When U.S Congressman Robert C. “Bobby” Scott (D‑VA) and U.S. Senator Patty Murray (D‑WA) introduced the Raise the Wage Act on April 30, they promised that their bill would “raise wages for nearly 38 million American workers.” Their bill would also phase out the subminimum tipped wage and index the minimum wage to median wage growth.
With rhetorical flourish, Sen. Murray said, “Raising the minimum wage to $12 by 2020 is a key component to helping more families make ends meet, expanding economic security, and growing our economy from the middle out, not the top down.”
The fact sheet that accompanied the bill claims that passing the Raise the Wage Act would reduce poverty and benefit low-wage workers, especially minorities. Indeed, it is taken as given that the Act “would give 37 percent of African American workers a raise”—by the mere stroke of a legislative pen.

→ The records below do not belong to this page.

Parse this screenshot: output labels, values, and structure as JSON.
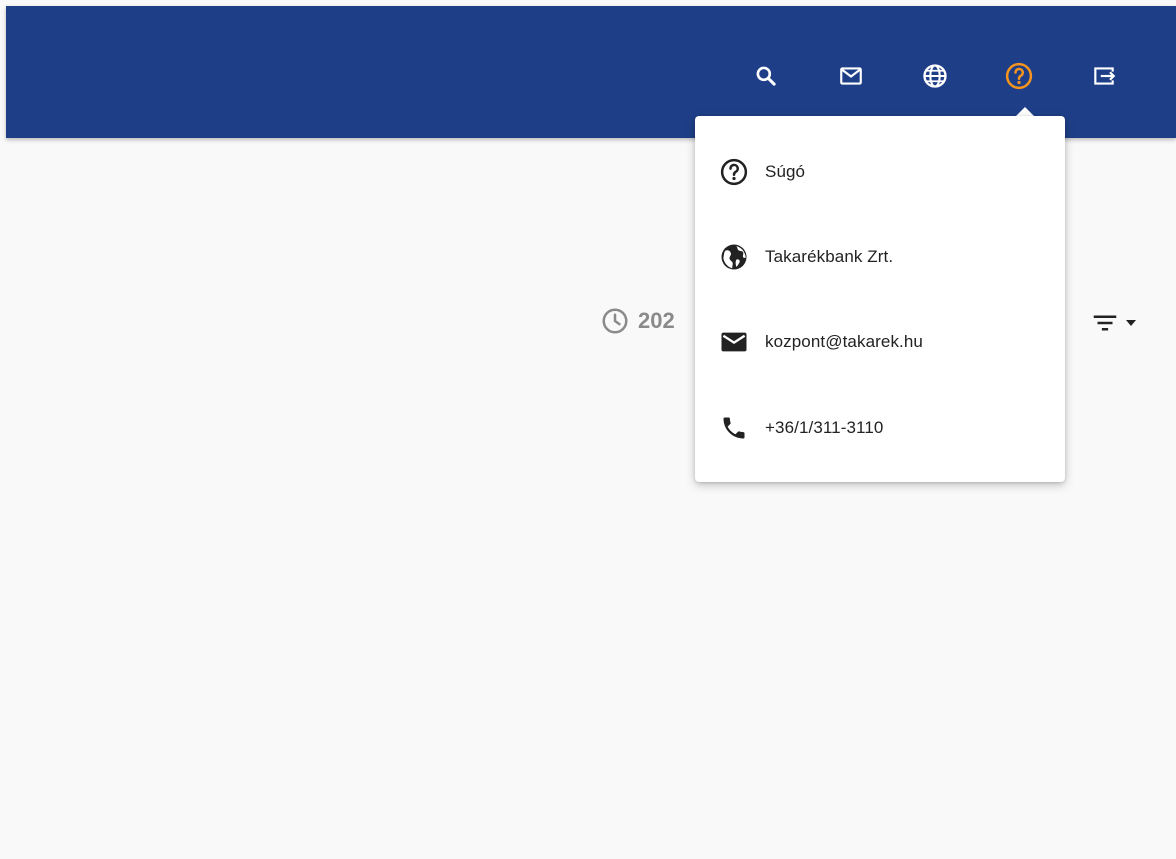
{
  "topbar": {
    "bg_color": "#1e3f88",
    "icons": [
      {
        "name": "search-icon"
      },
      {
        "name": "mail-icon"
      },
      {
        "name": "globe-icon"
      },
      {
        "name": "help-icon",
        "active_color": "#f7941d"
      },
      {
        "name": "logout-icon"
      }
    ]
  },
  "content": {
    "timestamp_partial": "202",
    "clock_icon": "clock-icon",
    "filter_icon": "filter-icon"
  },
  "help_menu": {
    "items": [
      {
        "icon": "help-icon",
        "label": "Súgó"
      },
      {
        "icon": "globe-icon",
        "label": "Takarékbank Zrt."
      },
      {
        "icon": "mail-icon",
        "label": "kozpont@takarek.hu"
      },
      {
        "icon": "phone-icon",
        "label": "+36/1/311-3110"
      }
    ]
  }
}
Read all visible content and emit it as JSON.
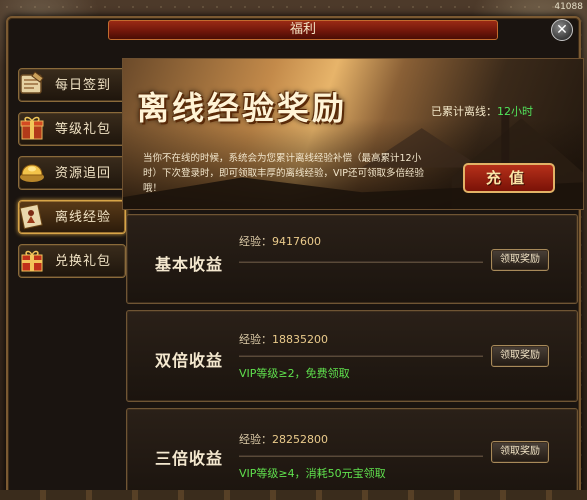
{
  "window": {
    "title": "福利",
    "corner_number": "41088"
  },
  "sidebar": {
    "items": [
      {
        "label": "每日签到",
        "icon": "calendar-scroll-icon",
        "active": false
      },
      {
        "label": "等级礼包",
        "icon": "gift-box-icon",
        "active": false
      },
      {
        "label": "资源追回",
        "icon": "gold-ingot-icon",
        "active": false
      },
      {
        "label": "离线经验",
        "icon": "scroll-figure-icon",
        "active": true
      },
      {
        "label": "兑换礼包",
        "icon": "red-gift-icon",
        "active": false
      }
    ]
  },
  "banner": {
    "title": "离线经验奖励",
    "accumulated_label": "已累计离线：",
    "accumulated_value": "12小时",
    "description": "当你不在线的时候，系统会为您累计离线经验补偿（最高累计12小时）下次登录时，即可领取丰厚的离线经验，VIP还可领取多倍经验哦！",
    "recharge_label": "充值"
  },
  "rewards": [
    {
      "title": "基本收益",
      "exp_label": "经验：",
      "exp_value": "9417600",
      "note": "",
      "button": "领取奖励"
    },
    {
      "title": "双倍收益",
      "exp_label": "经验：",
      "exp_value": "18835200",
      "note": "VIP等级≥2，免费领取",
      "button": "领取奖励"
    },
    {
      "title": "三倍收益",
      "exp_label": "经验：",
      "exp_value": "28252800",
      "note": "VIP等级≥4，消耗50元宝领取",
      "button": "领取奖励"
    }
  ],
  "colors": {
    "accent_green": "#52e35a",
    "title_red": "#9b2a14",
    "gold_border": "#d8a548"
  }
}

It is also assumed that “putting more money into the pockets of low-wage workers stimulates consumer demand and strengthens the economy for all Americans.”
The reality is that whenever wages are artificially pushed above competitive market levels jobs will be destroyed, unemployment will increase for lower-skilled workers, and those effects will be stronger in the long run than in the short run. The least productive workers will be harmed the most as employers substitute new techniques that require fewer low-skilled workers. There will be less full-time employment for those workers and their benefits will be cut over time. That is the logic of the market price system.